What's the problem with Thomas? Not that he's exercising reason, but that he's aggressively trying to dominate the situation on his own terms. Stay with my analogy. You're trying to come to know somebody and you've learned a lot through reason. Terrific. Now you start peppering that person with all kinds of intrusive questions. "Hey, there's so much more I want to know about you. Tell me about this". "Hey, you're keeping something from me. I want to know on my terms and my time".

What's that person going to do? Probably withdraw. I would. I'd run the other way. You'll never come to know the person's heart if you are in that aggressive stance. Rather, you have to enter into the stance of trust. Jesus appears to the disciples, not on their terms, but on His terms. Not in their timing, on His timing. Not in the way they want it, but the way He wants it. That's authentic faith, everybody. Not opposed to reason. But it goes beyond and then complements reason. Just a last thought here. I've always found this really fascinating.

So Thomas is gone when the Lord first comes. That's to say he's not with the Church. The second time Thomas is there, he's with the 11, he's with the Church. How do we come to see Jesus? "Well, by asking a lot of probing rationalistic questions on my own terms". No, no, you won't get Him that way. Rather you will come to see Him. You'll be invited into faith precisely in the Church. Does that make sense? In the liturgy, in the readings, in the community of fellow believers, that links you to the Church across the ages, in the thinking of the great theologians and philosophers, in the artwork of the great geniuses of our tradition, it's when we're inside the Church that Jesus more fully discloses Himself to us.

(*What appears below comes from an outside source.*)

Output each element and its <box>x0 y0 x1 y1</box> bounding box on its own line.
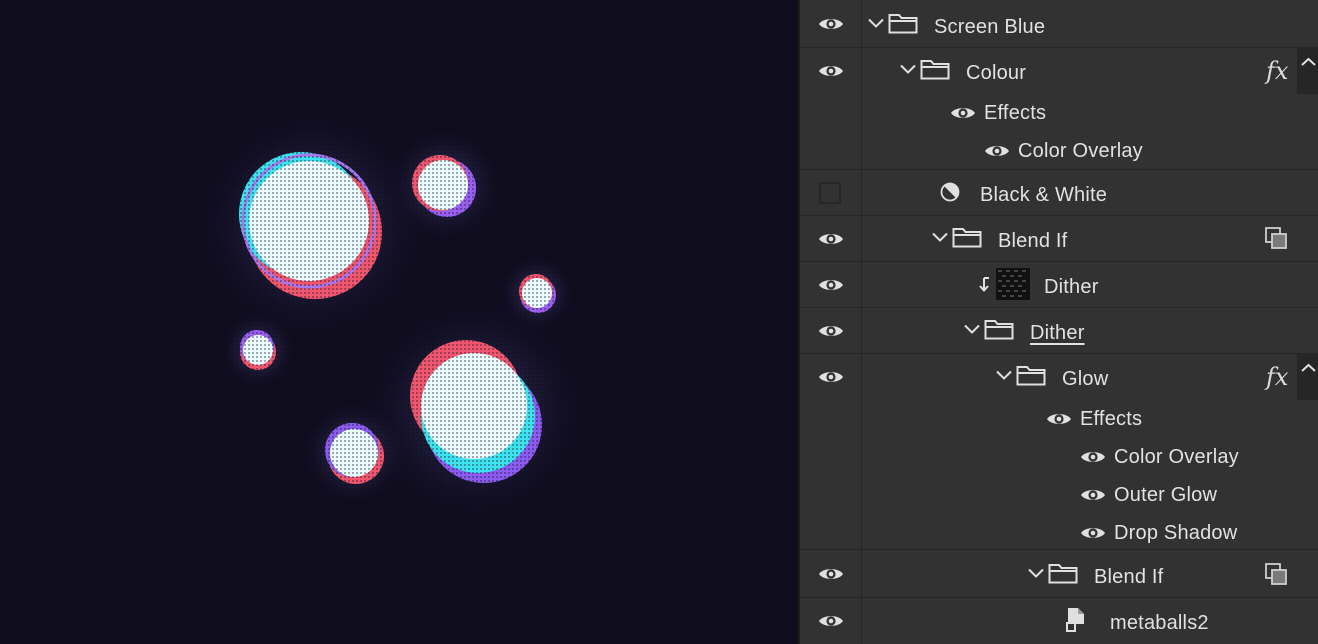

And then here's the last thing I want you to see. And those who maybe feel like Thomas and feel they got a difficult time with belief and they have a lot of questions, having seen the risen Lord, Thomas then says, "My Lord and my God". There's nobody in the New Testament who gives a more thorough and exalted attestation of Jesus than this. Nobody. All kinds of people get Him wrong. All kinds of people sort of see a little bit here and there.

It's Thomas the doubter is the one who was led finally through both reason and faith to come to the greatest confession anywhere in the New Testament. So spend a little time, maybe especially those who struggle with skepticism, move into the space of St.Thomas, this man who attested to the divinity of the Lord and carried the faith to the ends of the world. And God bless you.